Drugi biznes również opiera się na technologiach NFT i blockchain. Dotyczy cyfrowego obrotu dziełami na klasycznym rynku sztuki, a także współpracy z domami aukcyjnymi, kolekcjonerami itd. Firma operacyjnie ruszy jeszcze w tym roku. Menedżer nie chce odkrywać wszystkich kart na tym etapie. Wierzy, że doświadczenie zdobyte za sterami Coinfrmu oraz liczne relacje z sektorem kryptowalutowym i finansowym z całego świata będą procentować.
Elitarna klientela
Przypomnijmy: w ostatniej rundzie inwestycyjnej Coinfirm uzyskał od inwestorów instytucjonalnych 8 mln USD. Prowadził ją SIX Fintech Ventures (fundusz venture capital należący do szwajcarskiej giełdy papierów wartościowych) razem z Five T Fintech (inwestycyjne ramię szwajcarskiego dostawcy rozwiązań cyfrowych dla banków, dawniej operujący pod nazwą Avaloq). Wspierały je MiddleGame Ventures (fintechowy venture capital z Luksemburga) i Mission Gate (kalifornijski fundusz, który inwestuje w start-upy z branży internetowej, mobilnej, innowacyjnych produktów konsumenckich i medycznej marihuany).
Bieżąca wycena regtechu to ok. 50 mln USD. W porównaniu z głównym rywalem to niewiele - wycena amerykańskiej firmy Chainalysis w czerwcu tego roku przekroczyła 4,2 mld USD. Powstały w 2016 r. Coinfirm nie ma się jednak czego wstydzić. Zatrudnia ok. 70 osób, w tym zdecydowaną większość w Polsce - w warszawskim i toruńskim biurze. Centralę ma w Londynie, a reprezentację w Tokio. Z firmą współpracuje ponad 250 podmiotów, aby spełnić wymogi międzynarodowej organizacji FATF (Grupa Specjalna ds. Przeciwdziałania Praniu Pieniędzy).
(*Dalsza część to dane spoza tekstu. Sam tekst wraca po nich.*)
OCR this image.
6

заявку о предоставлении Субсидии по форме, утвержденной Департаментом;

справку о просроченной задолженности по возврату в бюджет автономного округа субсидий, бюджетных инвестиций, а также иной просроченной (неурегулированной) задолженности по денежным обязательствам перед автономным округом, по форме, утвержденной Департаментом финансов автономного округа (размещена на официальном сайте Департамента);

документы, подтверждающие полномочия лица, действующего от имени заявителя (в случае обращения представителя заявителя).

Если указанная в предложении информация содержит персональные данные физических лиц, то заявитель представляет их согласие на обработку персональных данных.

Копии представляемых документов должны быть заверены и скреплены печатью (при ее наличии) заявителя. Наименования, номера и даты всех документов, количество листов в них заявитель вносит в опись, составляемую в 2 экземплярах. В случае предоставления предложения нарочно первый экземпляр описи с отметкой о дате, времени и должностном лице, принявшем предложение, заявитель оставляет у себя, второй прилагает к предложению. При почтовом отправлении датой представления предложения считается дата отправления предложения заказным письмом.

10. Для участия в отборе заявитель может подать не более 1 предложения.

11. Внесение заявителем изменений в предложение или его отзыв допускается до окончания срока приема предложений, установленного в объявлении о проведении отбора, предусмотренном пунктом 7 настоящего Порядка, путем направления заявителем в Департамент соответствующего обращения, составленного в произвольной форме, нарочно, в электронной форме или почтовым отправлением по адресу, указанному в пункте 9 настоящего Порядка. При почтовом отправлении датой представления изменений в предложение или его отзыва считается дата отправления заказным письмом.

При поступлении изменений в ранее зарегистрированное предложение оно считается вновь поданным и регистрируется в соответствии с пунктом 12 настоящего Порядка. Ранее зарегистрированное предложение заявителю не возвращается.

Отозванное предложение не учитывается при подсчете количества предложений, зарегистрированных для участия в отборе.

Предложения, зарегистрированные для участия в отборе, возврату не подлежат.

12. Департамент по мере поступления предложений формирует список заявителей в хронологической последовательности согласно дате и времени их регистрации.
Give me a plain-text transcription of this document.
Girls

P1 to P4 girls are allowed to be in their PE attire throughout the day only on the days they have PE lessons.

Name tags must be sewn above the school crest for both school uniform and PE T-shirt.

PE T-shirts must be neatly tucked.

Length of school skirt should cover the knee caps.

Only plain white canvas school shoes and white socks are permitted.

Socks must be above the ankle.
Wśród nich są rządy, instytucje finansowe, dostawcy płatności, fundusze inwestycyjne i giełdy. W Polsce Coinfirm współpracował z PKO BP w zakresie wdrożenia blockchainowego nośnika danych.
Pieniądze z ostatniej rundy Coinfirm przeznaczy na wzmocnienie pozycji w Europie oraz dalszą ekspansję na rynki azjatyckie i amerykańskie. Spółką kieruje obecnie dr Mircea Mihaescu.